Once the type system is used to represent the semantic type of the variable, it removes a lot of the ambiguity and chance of making mistakes. In treating everything as real numbers type conversions are almost always valid
(pcKesselRun/msFoo)/msBar => (real/real)/real => real/real => realWhere as using datatypes to represent the semantic type with limited possibilities for type conversion provides more automatic checking of type assignments and conversions. So that the result type of the type would be acceleration
(pcKesselRun/msFoo)/msBar => (parsec/millisecond)/millisecond => velocity/millisecond => accelerationThis means rather than relying on humans to see the wrongness is code, the compiler does it for us.
Too much hard work?
In small projects I would agree that this is in no way required. At that point the entire project fits in the programmers head and there is probably just one programmer working on it.
In languages with adequate type systems, the amount of code to define a new type is minimal (excuse my appalling Haskell)
newtype Velocity = Velocity Double deriving (Eq, Ord, Read, Show)
(/) :: Velocity -> Time -> Acceleration
(/) vel time = ....At the point where a project starts to require interfaces to allow different people code to interact then it becomes worth the added complexity. It would allow different teams to use different systems of measurement. Using this sort of system could have avoided Mars Climate Orbiter crash. The crash was caused by one team using metric and the other imperial units of measurement.

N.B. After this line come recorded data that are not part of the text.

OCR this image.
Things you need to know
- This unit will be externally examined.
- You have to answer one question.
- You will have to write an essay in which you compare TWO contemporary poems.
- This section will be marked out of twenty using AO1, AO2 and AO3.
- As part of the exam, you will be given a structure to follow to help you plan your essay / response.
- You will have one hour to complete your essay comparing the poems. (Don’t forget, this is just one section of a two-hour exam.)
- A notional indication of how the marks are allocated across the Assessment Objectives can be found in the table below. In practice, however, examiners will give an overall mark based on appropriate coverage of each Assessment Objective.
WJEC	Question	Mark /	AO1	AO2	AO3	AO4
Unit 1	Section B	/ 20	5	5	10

Even if it wouldn’t have helped with the Mars Climate Orbiter it would have helped with SDP, where at one point half the system worked in radians and the other half in degrees. Ogre3D solves the problem by having two angle types and taking advantage of the implicit type conversion feature of C++.
But dynamic languages…
It doesn’t matter if the type system is dynamic or static, it would just tend to fail at a different point. Where as a static language would fail at compile time a dynamic language would fail at runtime. For the following hypothetical Python example, this would fail if the time object doesn’t have any function to_seconds defined when trying to execute the second line.
class Distance(object):
def __init__(self, ...)
...
def from_meters_per_second(self):
return ...
def __div__(self, time):
return Velocity.from_meters_per_second(self.to_meters()/time.to_seconds())With a dynamic language types are only checked at run times when the code is executed as opposed to static languages in which the types are checked at compile time. Having a dynamic system that raises an exception as opposed giving the wrong result better as it is far clearer to the developer that there is a problem and it highlights exactly where the error is. This happening in production isn’t ideal where the exception would lead to the loss of a 193 million space craft. The probability of errors could be reduced by using unit tests that exercise the used code paths.
Was Joel wrong?
In Joel’s defence in a language restricted in some way, such as not being able to define new date types, Applications Hungarian Notation may prove a improvement. In a language that supports it Applications Hungarian should be avoided. In using a type system to the fullest extent, it shouldn’t just make wrong code look wrong. It should make wrong code noticeably fail, either by not compiling or by raising an exception.